Billy Corgan says Smashing Pumpkins won't release any new albums | News | NME.COM Billy Corgan says Smashing Pumpkins won't release any new albums 
Smashing Pumpkins
Frontman says veterans will become 'a singles band' Smashing Pumpkins frontman
Billy Corgan says the band will not release any new albums.
Corgan admitted that the negative reaction to 2007's comeback album
'Zeitgeist' is partly to blame.
He told
The Chicago Tribune: "We're done with that [
'Zeitgeist']. There is no point. People don't even listen to it all. They put it on their
iPod, they drag over the two singles, and skip over the rest."
The frontman said that, despite not recording new albums, fans would still be able to hear new music from the band.
"Our primary function now is to be a singles band, that drives
Pumpkins Inc through singles. We'll still be creative, but in a different form."
He added that the band would also stop touring traditional venues.
"We won't do shows like this anymore, where we try to draw a good crowd and balance the past with the present," he explained. "We'll go small and do exactly what we want to do and stop playing catalogue. We'll be like a new band that can't rely on old gimmicks. I'm not stupid. I want people to feel good about what we do."
Corgan went on to verbally attack people who accuse the
Smashing Pumpkins of reforming for money.

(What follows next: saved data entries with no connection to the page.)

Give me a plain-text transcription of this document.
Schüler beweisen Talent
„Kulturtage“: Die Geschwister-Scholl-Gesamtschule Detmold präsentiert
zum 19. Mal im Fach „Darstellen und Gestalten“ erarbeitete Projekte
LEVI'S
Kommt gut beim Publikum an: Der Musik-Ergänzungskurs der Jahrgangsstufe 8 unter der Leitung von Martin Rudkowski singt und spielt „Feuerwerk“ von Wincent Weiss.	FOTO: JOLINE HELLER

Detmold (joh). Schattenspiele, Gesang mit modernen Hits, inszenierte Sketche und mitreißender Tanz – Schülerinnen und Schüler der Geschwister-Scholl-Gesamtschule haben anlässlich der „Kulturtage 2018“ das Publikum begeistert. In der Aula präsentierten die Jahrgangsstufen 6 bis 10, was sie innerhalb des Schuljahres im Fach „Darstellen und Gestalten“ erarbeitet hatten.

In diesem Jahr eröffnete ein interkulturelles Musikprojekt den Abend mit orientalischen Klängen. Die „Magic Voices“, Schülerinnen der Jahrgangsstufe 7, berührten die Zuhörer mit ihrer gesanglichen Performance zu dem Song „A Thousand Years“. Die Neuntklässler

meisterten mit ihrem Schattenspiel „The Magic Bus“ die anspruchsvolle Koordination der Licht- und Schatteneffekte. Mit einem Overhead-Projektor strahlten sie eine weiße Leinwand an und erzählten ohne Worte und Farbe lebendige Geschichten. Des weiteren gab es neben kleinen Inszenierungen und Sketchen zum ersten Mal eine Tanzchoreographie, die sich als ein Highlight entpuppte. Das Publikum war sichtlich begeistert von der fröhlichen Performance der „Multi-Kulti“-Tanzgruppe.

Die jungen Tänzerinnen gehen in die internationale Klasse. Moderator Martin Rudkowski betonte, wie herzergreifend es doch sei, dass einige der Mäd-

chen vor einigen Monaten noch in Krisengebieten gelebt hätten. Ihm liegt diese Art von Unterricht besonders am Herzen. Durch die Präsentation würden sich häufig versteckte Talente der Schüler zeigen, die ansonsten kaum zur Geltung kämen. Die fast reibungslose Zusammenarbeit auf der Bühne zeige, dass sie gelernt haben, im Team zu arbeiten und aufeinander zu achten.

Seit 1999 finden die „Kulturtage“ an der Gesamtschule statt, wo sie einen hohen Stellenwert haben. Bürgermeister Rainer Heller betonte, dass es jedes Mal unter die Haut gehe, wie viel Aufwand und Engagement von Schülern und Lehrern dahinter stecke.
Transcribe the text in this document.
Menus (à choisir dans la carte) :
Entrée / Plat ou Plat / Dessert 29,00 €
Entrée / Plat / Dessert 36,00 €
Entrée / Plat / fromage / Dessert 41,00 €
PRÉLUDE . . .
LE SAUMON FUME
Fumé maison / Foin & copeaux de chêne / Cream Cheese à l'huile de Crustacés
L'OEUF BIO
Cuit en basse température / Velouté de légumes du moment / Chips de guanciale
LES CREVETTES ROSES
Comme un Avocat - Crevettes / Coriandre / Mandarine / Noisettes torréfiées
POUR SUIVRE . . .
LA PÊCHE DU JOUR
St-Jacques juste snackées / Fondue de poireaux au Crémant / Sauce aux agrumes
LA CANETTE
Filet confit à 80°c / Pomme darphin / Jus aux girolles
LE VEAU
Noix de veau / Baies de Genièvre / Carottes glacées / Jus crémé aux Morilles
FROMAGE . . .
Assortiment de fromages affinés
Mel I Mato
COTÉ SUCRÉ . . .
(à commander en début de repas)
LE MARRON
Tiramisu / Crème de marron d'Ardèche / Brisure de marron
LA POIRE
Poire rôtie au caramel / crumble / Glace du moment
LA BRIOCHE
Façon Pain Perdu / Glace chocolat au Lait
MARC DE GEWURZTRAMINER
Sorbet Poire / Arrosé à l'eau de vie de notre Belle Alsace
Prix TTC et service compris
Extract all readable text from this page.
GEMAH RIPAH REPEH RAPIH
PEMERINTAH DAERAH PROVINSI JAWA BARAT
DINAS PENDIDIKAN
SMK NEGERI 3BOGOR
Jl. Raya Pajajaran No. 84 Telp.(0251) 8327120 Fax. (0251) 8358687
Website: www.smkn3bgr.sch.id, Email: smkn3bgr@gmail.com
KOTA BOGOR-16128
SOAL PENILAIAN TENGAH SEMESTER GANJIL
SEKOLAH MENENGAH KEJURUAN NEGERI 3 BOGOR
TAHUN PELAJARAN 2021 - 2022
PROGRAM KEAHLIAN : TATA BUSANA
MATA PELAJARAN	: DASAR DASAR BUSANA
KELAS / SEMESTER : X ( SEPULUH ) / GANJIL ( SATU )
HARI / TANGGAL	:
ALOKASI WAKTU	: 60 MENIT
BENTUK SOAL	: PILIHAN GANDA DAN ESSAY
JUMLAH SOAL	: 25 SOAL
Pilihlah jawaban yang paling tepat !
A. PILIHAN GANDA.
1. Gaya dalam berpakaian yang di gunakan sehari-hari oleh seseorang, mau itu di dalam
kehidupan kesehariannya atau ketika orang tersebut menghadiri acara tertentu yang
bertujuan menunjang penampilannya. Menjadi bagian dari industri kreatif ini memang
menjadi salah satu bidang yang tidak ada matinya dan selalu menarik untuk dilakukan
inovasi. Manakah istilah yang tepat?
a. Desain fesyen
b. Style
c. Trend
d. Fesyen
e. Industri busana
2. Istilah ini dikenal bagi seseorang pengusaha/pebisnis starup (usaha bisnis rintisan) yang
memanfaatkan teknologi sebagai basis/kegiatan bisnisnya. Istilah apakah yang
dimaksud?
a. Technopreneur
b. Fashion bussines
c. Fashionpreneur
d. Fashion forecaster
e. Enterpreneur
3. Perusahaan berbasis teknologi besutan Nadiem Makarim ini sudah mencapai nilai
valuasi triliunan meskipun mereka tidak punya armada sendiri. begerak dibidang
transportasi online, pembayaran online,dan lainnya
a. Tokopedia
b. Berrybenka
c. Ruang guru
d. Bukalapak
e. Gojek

"What bothers me is the notion that we're done," he said. "We didn't come back for the cash, we came back to be great again. It made me mad that people thought we're done, that we don't have a future. Get out. We don't want you. We've never been that band. That happy band. We picked up where we left off. We're not the retirement band playing our old hits."
Referring to the band's original split in 2000,
Corgan lambasted former guitarist
James Iha: "The real story [behind the split] was
Iha was driving me out of my mind. He was so negative. The guy literally drove me insane."